Si j’avais de la suite dans les idées, je serais joueur professionnel. Hélas je ne suis qu’un amateur. Tout au plus je n’ai qu’ une paire dont je me sers pour bluffer. Encore que le joueur ne cherche pas à gagner autant qu’à perdre. Ou ni l’un ni l’autre. Le joueur joue, la vie passe. Elle est passée. Relire est terrible. Hier suis resté au moins deux heures sur un geste d’enfance, perdu dans des élucubrations sans fin. Car évidemment une mène à une autre et ainsi de suite. en attendant la bille roule ( on entend l’horrible bruit de tourniquet ) Les jeux sont faits et c’est rouge, impair et passe.

Je me sens comme parmi les dernières gouttes d’un évier de cuisine qui se vide.

— Et ça vous gratouille ou ça vous chatouille ?

Sans rire on devient mou. Mourir est bâti sur ça. Et de leur ton docte ils vous patafiolent en se payant vot’ fiole. Sans agressivité, car je n’avais plus guère de temps devant moi, je leur tournai le dos et continuai mon chemin dépourvu de but. Je ne m’en plaignais pas. Ne m’en réjouissais pas non plus. C’était comme ça. Exactement comme ça. Un jour comme-ci un jour comme ça. De deux choses l’une — soit je suis complètement con, soit un génie— Pas de juste milieu n’est-ce pas. En règle général les gens refusent leur génie car il pèse un poids d’âne mort à porter.

Encore un tout petit peu plus loin dit ce vieillard sur les épaules du jeune orgueilleux , je pense que ce village là n’est pas le bon village, c’est celui d’après.
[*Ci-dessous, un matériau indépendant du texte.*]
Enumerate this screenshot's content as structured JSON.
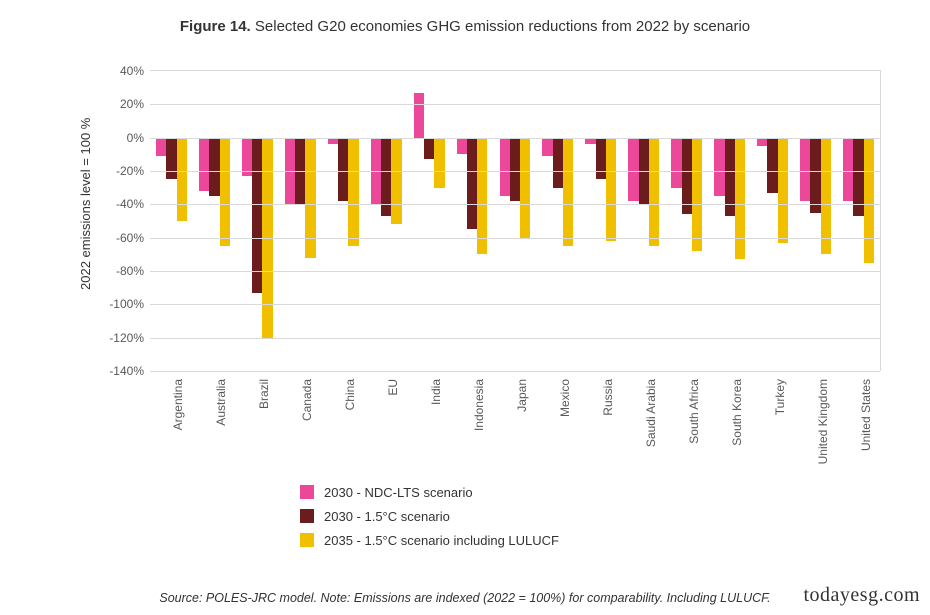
{
  "title_prefix": "Figure 14.",
  "title_rest": " Selected G20 economies GHG emission reductions from 2022 by scenario",
  "ylabel": "2022 emissions level = 100 %",
  "footnote": "Source: POLES-JRC model. Note: Emissions are indexed (2022 = 100%) for comparability. Including LULUCF.",
  "watermark": "todayesg.com",
  "chart": {
    "type": "bar",
    "ylim": [
      -140,
      40
    ],
    "ytick_step": 20,
    "ytick_labels": [
      "40%",
      "20%",
      "0%",
      "-20%",
      "-40%",
      "-60%",
      "-80%",
      "-100%",
      "-120%",
      "-140%"
    ],
    "grid_color": "#d9d9d9",
    "background_color": "#ffffff",
    "bar_width": 0.24,
    "label_fontsize": 12,
    "title_fontsize": 15,
    "categories": [
      "Argentina",
      "Australia",
      "Brazil",
      "Canada",
      "China",
      "EU",
      "India",
      "Indonesia",
      "Japan",
      "Mexico",
      "Russia",
      "Saudi Arabia",
      "South Africa",
      "South Korea",
      "Turkey",
      "United Kingdom",
      "United States"
    ],
    "series": [
      {
        "name": "2030 - NDC-LTS scenario",
        "color": "#ec4899",
        "values": [
          -11,
          -32,
          -23,
          -40,
          -4,
          -40,
          27,
          -10,
          -35,
          -11,
          -4,
          -38,
          -30,
          -35,
          -5,
          -38,
          -38
        ]
      },
      {
        "name": "2030 - 1.5°C scenario",
        "color": "#6b1d1d",
        "values": [
          -25,
          -35,
          -93,
          -40,
          -38,
          -47,
          -13,
          -55,
          -38,
          -30,
          -25,
          -40,
          -46,
          -47,
          -33,
          -45,
          -47
        ]
      },
      {
        "name": "2035 - 1.5°C scenario including LULUCF",
        "color": "#f0c000",
        "values": [
          -50,
          -65,
          -120,
          -72,
          -65,
          -52,
          -30,
          -70,
          -60,
          -65,
          -62,
          -65,
          -68,
          -73,
          -63,
          -70,
          -75
        ]
      }
    ]
  }
}
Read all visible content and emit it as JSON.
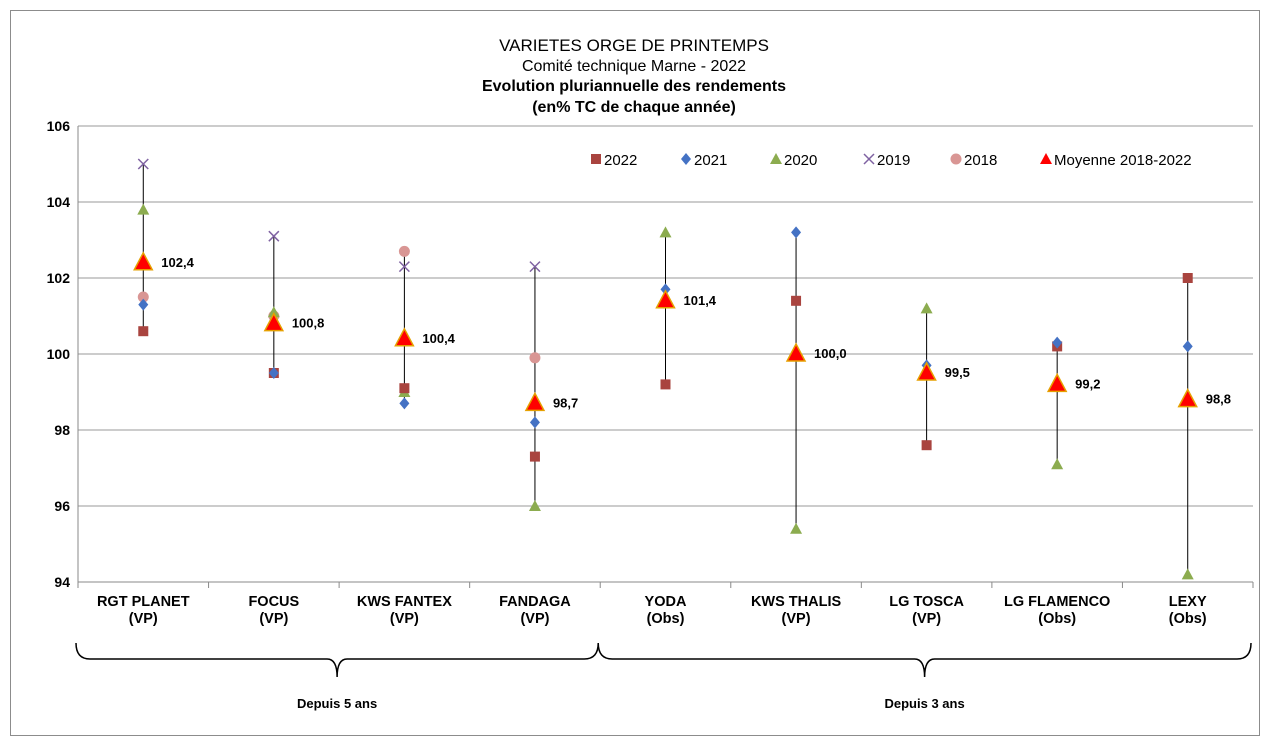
{
  "chart_data": {
    "type": "scatter",
    "title": "VARIETES ORGE DE PRINTEMPS",
    "subtitle": "Comité technique Marne - 2022",
    "title2": "Evolution pluriannuelle des rendements",
    "title3": "(en% TC de chaque année)",
    "xlabel": "",
    "ylabel": "",
    "ylim": [
      94,
      106
    ],
    "yticks": [
      "94",
      "96",
      "98",
      "100",
      "102",
      "104",
      "106"
    ],
    "grid": "horizontal",
    "legend_position": "top-right",
    "categories": [
      {
        "name": "RGT PLANET",
        "sub": "(VP)"
      },
      {
        "name": "FOCUS",
        "sub": "(VP)"
      },
      {
        "name": "KWS FANTEX",
        "sub": "(VP)"
      },
      {
        "name": "FANDAGA",
        "sub": "(VP)"
      },
      {
        "name": "YODA",
        "sub": "(Obs)"
      },
      {
        "name": "KWS THALIS",
        "sub": "(VP)"
      },
      {
        "name": "LG TOSCA",
        "sub": "(VP)"
      },
      {
        "name": "LG FLAMENCO",
        "sub": "(Obs)"
      },
      {
        "name": "LEXY",
        "sub": "(Obs)"
      }
    ],
    "series": [
      {
        "name": "2022",
        "marker": "square",
        "color": "#a9443f",
        "values": [
          100.6,
          99.5,
          99.1,
          97.3,
          99.2,
          101.4,
          97.6,
          100.2,
          102.0
        ]
      },
      {
        "name": "2021",
        "marker": "diamond",
        "color": "#4472c4",
        "values": [
          101.3,
          99.5,
          98.7,
          98.2,
          101.7,
          103.2,
          99.7,
          100.3,
          100.2
        ]
      },
      {
        "name": "2020",
        "marker": "triangle",
        "color": "#8cac4f",
        "values": [
          103.8,
          101.1,
          99.0,
          96.0,
          103.2,
          95.4,
          101.2,
          97.1,
          94.2
        ]
      },
      {
        "name": "2019",
        "marker": "x",
        "color": "#7f62a2",
        "values": [
          105.0,
          103.1,
          102.3,
          102.3,
          null,
          null,
          null,
          null,
          null
        ]
      },
      {
        "name": "2018",
        "marker": "circle",
        "color": "#d99694",
        "values": [
          101.5,
          101.0,
          102.7,
          99.9,
          null,
          null,
          null,
          null,
          null
        ]
      },
      {
        "name": "Moyenne 2018-2022",
        "marker": "big-triangle",
        "color": "#ff0000",
        "values": [
          102.4,
          100.8,
          100.4,
          98.7,
          101.4,
          100.0,
          99.5,
          99.2,
          98.8
        ]
      }
    ],
    "mean_labels": [
      "102,4",
      "100,8",
      "100,4",
      "98,7",
      "101,4",
      "100,0",
      "99,5",
      "99,2",
      "98,8"
    ],
    "groups": [
      {
        "label": "Depuis 5 ans",
        "from": 0,
        "to": 3
      },
      {
        "label": "Depuis 3 ans",
        "from": 4,
        "to": 8
      }
    ]
  }
}
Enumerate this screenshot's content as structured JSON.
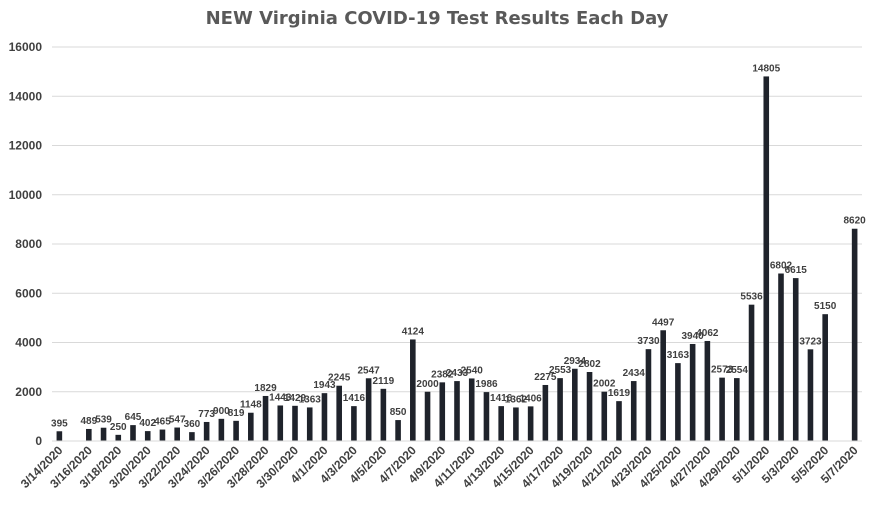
{
  "chart_data": {
    "type": "bar",
    "title": "NEW Virginia COVID-19 Test Results Each Day",
    "xlabel": "",
    "ylabel": "",
    "ylim": [
      0,
      16000
    ],
    "yticks": [
      "0",
      "2000",
      "4000",
      "6000",
      "8000",
      "10000",
      "12000",
      "14000",
      "16000"
    ],
    "grid": true,
    "legend": "none",
    "colors": {
      "bar": "#1f232b",
      "grid": "#d9d9d9",
      "text": "#404040",
      "title": "#595959"
    },
    "categories": [
      "3/14/2020",
      "3/15/2020",
      "3/16/2020",
      "3/17/2020",
      "3/18/2020",
      "3/19/2020",
      "3/20/2020",
      "3/21/2020",
      "3/22/2020",
      "3/23/2020",
      "3/24/2020",
      "3/25/2020",
      "3/26/2020",
      "3/27/2020",
      "3/28/2020",
      "3/29/2020",
      "3/30/2020",
      "3/31/2020",
      "4/1/2020",
      "4/2/2020",
      "4/3/2020",
      "4/4/2020",
      "4/5/2020",
      "4/6/2020",
      "4/7/2020",
      "4/8/2020",
      "4/9/2020",
      "4/10/2020",
      "4/11/2020",
      "4/12/2020",
      "4/13/2020",
      "4/14/2020",
      "4/15/2020",
      "4/16/2020",
      "4/17/2020",
      "4/18/2020",
      "4/19/2020",
      "4/20/2020",
      "4/21/2020",
      "4/22/2020",
      "4/23/2020",
      "4/24/2020",
      "4/25/2020",
      "4/26/2020",
      "4/27/2020",
      "4/28/2020",
      "4/29/2020",
      "4/30/2020",
      "5/1/2020",
      "5/2/2020",
      "5/3/2020",
      "5/4/2020",
      "5/5/2020",
      "5/6/2020",
      "5/7/2020"
    ],
    "xtick_labels": [
      "3/14/2020",
      "3/16/2020",
      "3/18/2020",
      "3/20/2020",
      "3/22/2020",
      "3/24/2020",
      "3/26/2020",
      "3/28/2020",
      "3/30/2020",
      "4/1/2020",
      "4/3/2020",
      "4/5/2020",
      "4/7/2020",
      "4/9/2020",
      "4/11/2020",
      "4/13/2020",
      "4/15/2020",
      "4/17/2020",
      "4/19/2020",
      "4/21/2020",
      "4/23/2020",
      "4/25/2020",
      "4/27/2020",
      "4/29/2020",
      "5/1/2020",
      "5/3/2020",
      "5/5/2020",
      "5/7/2020"
    ],
    "values": [
      395,
      null,
      489,
      539,
      250,
      645,
      402,
      465,
      547,
      360,
      773,
      900,
      819,
      1148,
      1829,
      1443,
      1429,
      1363,
      1943,
      2245,
      1416,
      2547,
      2119,
      850,
      4124,
      2000,
      2382,
      2433,
      2540,
      1986,
      1416,
      1362,
      1406,
      2275,
      2553,
      2934,
      2802,
      2002,
      1619,
      2434,
      3730,
      4497,
      3163,
      3940,
      4062,
      2573,
      2554,
      5536,
      14805,
      6802,
      6615,
      3723,
      5150,
      null,
      8620
    ]
  }
}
Mourir d’épuisement à enchaîner des tâches idiotes, n’est-ce pas notre lot commun… Il ne faut pas oublier de baisser la tête pour voir les chaussures du type prétentieux devant soi, ça remet les pendules à l’heure et ça sent moins mauvais que de l’imaginer sur le trône.

La puanteur envahit parfois les berges du fleuve ( l’Oise ) comme si charriée par le courant. D’amont vers l’aval, il faut ainsi chaque matin avaler sa dose de relents d’ordures, de pourriture. L’apprentissage d’une décomposition du monde ( ou de soi ce qui revient au même ) A l’époque le chemin longeait le fleuve jusqu’à la gare. Il était question de brumes, de brouillard. Les contours n’étaient pas très nets. Il arrivait même qu’on n’y voit rien du tout à un mètre devant soi. Et pourtant la confiance faisait le reste. On avançait pour se rendre à l’école, au boulot, à l’église, au pain, à un rendez-vous, un enterrement, etc.

Ce n’est pas se souvenir le but. C’est reconstruire quelque chose d’effondré depuis avant soi, voire même détruit depuis des siècles. Voire même quelque chose qui n’existe pas, qui n’a jamais existé. C’est très fugace. Mais insistant. Presque aussi insistant que fugace. C’est parfois même énervant, agaçant.

Le pessimisme est aujourd’hui une source d’inspiration plus prolifique que jamais. Dois-je pour autant être pessimiste à tous les moments de la journée. Non, car ça ne sert à rien la plupart du temps. D’ailleurs, être optimiste non plus ne sert plus à grand chose non plus.

Ceux qui s’agacent de mon pessimisme sont très probablement plus pessimistes que je ne le suis, sans le savoir. Encore que je ne sache rien, rien du tout. Voilà le beau mantra qui s’amène, pareil à une licorne qui traverse la brume.

C’est vrai, il y a eu des horreurs sans nom. Mais n’oublie pas les belles choses. Tout n’est pas de la cervelle, il y a aussi de l’œil, de l’oreille, du nez et du gout. les jours de chance, du toucher.

Vous ne touchez pas vingt mille francs et vous allez directement en prison. C’est ce qui énerve puis soulage au Monopoly. Comme voir la distance se creuser aux petits chevaux. Se faire damer le pion. Voir sa reine tomber hors de l’échiquier.